In staging, the connector and iroh-dns controllers in network-services-operator fail to engage for every project control plane whose apiserver does not advertise coordination.k8s.io/v1 in API discovery. Both controllers register a Watches(&coordinationv1.Lease{}, …), and mcController.Engage rejects the whole controller/cluster pair when any watch can't be wired. The result is that for affected clusters:

  • Connector.status.conditions[Ready] is frozen at the value set the first time the controller successfully engaged (often the creation time, when the Lease hadn't been renewed yet, so Ready=False(ConnectorNotReady)).
  • IrohDNSPublished similarly never updates.
  • metadata.generation advances but status.conditions[*].observedGeneration stays behind.
  • HTTP/Gateway/etc. controllers in the same operator binary continue to reconcile that same cluster normally (because they don't watch Lease).

User-visible effect: Datum Connect desktop agents heartbeat correctly every ~15s (Lease spec.renewTime is fresh) but the Datum Cloud UI reports the Connector as offline indefinitely.

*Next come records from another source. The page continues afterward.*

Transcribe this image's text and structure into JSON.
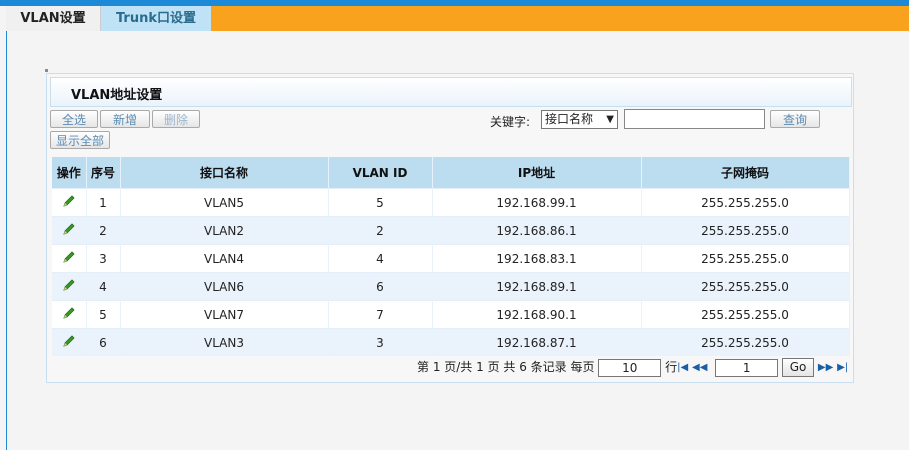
{
  "tabs": [
    {
      "label": "VLAN设置"
    },
    {
      "label": "Trunk口设置"
    }
  ],
  "panel": {
    "title": "VLAN地址设置"
  },
  "toolbar": {
    "select_all": "全选",
    "add": "新增",
    "delete": "删除",
    "show_all": "显示全部",
    "keyword_label": "关键字:",
    "keyword_option": "接口名称",
    "search": "查询"
  },
  "table": {
    "headers": [
      "操作",
      "序号",
      "接口名称",
      "VLAN ID",
      "IP地址",
      "子网掩码"
    ],
    "rows": [
      {
        "index": "1",
        "name": "VLAN5",
        "vid": "5",
        "ip": "192.168.99.1",
        "mask": "255.255.255.0"
      },
      {
        "index": "2",
        "name": "VLAN2",
        "vid": "2",
        "ip": "192.168.86.1",
        "mask": "255.255.255.0"
      },
      {
        "index": "3",
        "name": "VLAN4",
        "vid": "4",
        "ip": "192.168.83.1",
        "mask": "255.255.255.0"
      },
      {
        "index": "4",
        "name": "VLAN6",
        "vid": "6",
        "ip": "192.168.89.1",
        "mask": "255.255.255.0"
      },
      {
        "index": "5",
        "name": "VLAN7",
        "vid": "7",
        "ip": "192.168.90.1",
        "mask": "255.255.255.0"
      },
      {
        "index": "6",
        "name": "VLAN3",
        "vid": "3",
        "ip": "192.168.87.1",
        "mask": "255.255.255.0"
      }
    ]
  },
  "pager": {
    "summary": "第 1 页/共 1 页 共 6 条记录 每页",
    "per_page": "10",
    "row_unit": "行",
    "page": "1",
    "go": "Go"
  }
}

There is also a secondary OOMKilled loop on controller-manager (every ~30 min per replica, see "Operator stability" below) which makes the problem worse — every restart re-attempts the failing Engage and re-grows whatever caches are leaking.

Reproduction

  1. In staging, install Datum Connect desktop and create a Connector in a project whose PCP apiserver only advertises networking.datumapis.com in /apis (i.e. doesn't advertise coordination.k8s.io).
  2. Verify the agent is patching spec.renewTime on the connector's Lease.
  3. Observe Connector.status.conditions[Ready] = False(ConnectorNotReady) indefinitely. observedGeneration lags metadata.generation.

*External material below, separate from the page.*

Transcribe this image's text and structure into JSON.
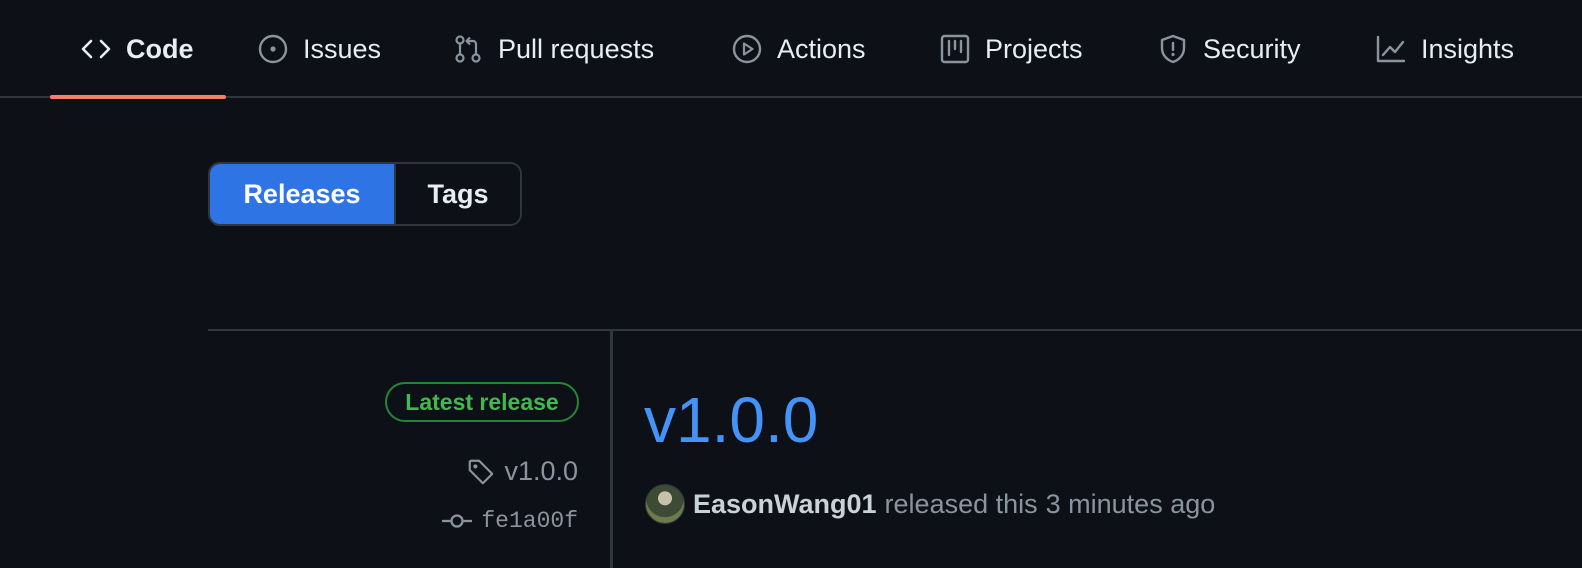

Evidence — affected staging cluster matt-jenkinson-yz0y92

Connector datum-connect-ff98k (uid e5b7d11f-945d-4432-8b21-6f66d93f3e5a, project namespace default).

Connector status (via kubectl get connector ... -o jsonpath=...)

generation=2  resourceVersion=1138668215
Accepted=True(Accepted)                    obs=1  @ 1970-01-01T00:00:00Z
Ready=False(ConnectorNotReady)             obs=1  @ 2026-03-07T15:20:14Z   ← creation time
IrohDNSPublished=False(DeferredToOwner)    obs=1  @ 2026-05-01T20:11:43Z   ← last operator status write

Note observedGeneration=1 everywhere despite generation=2. The controller has never observed the current generation.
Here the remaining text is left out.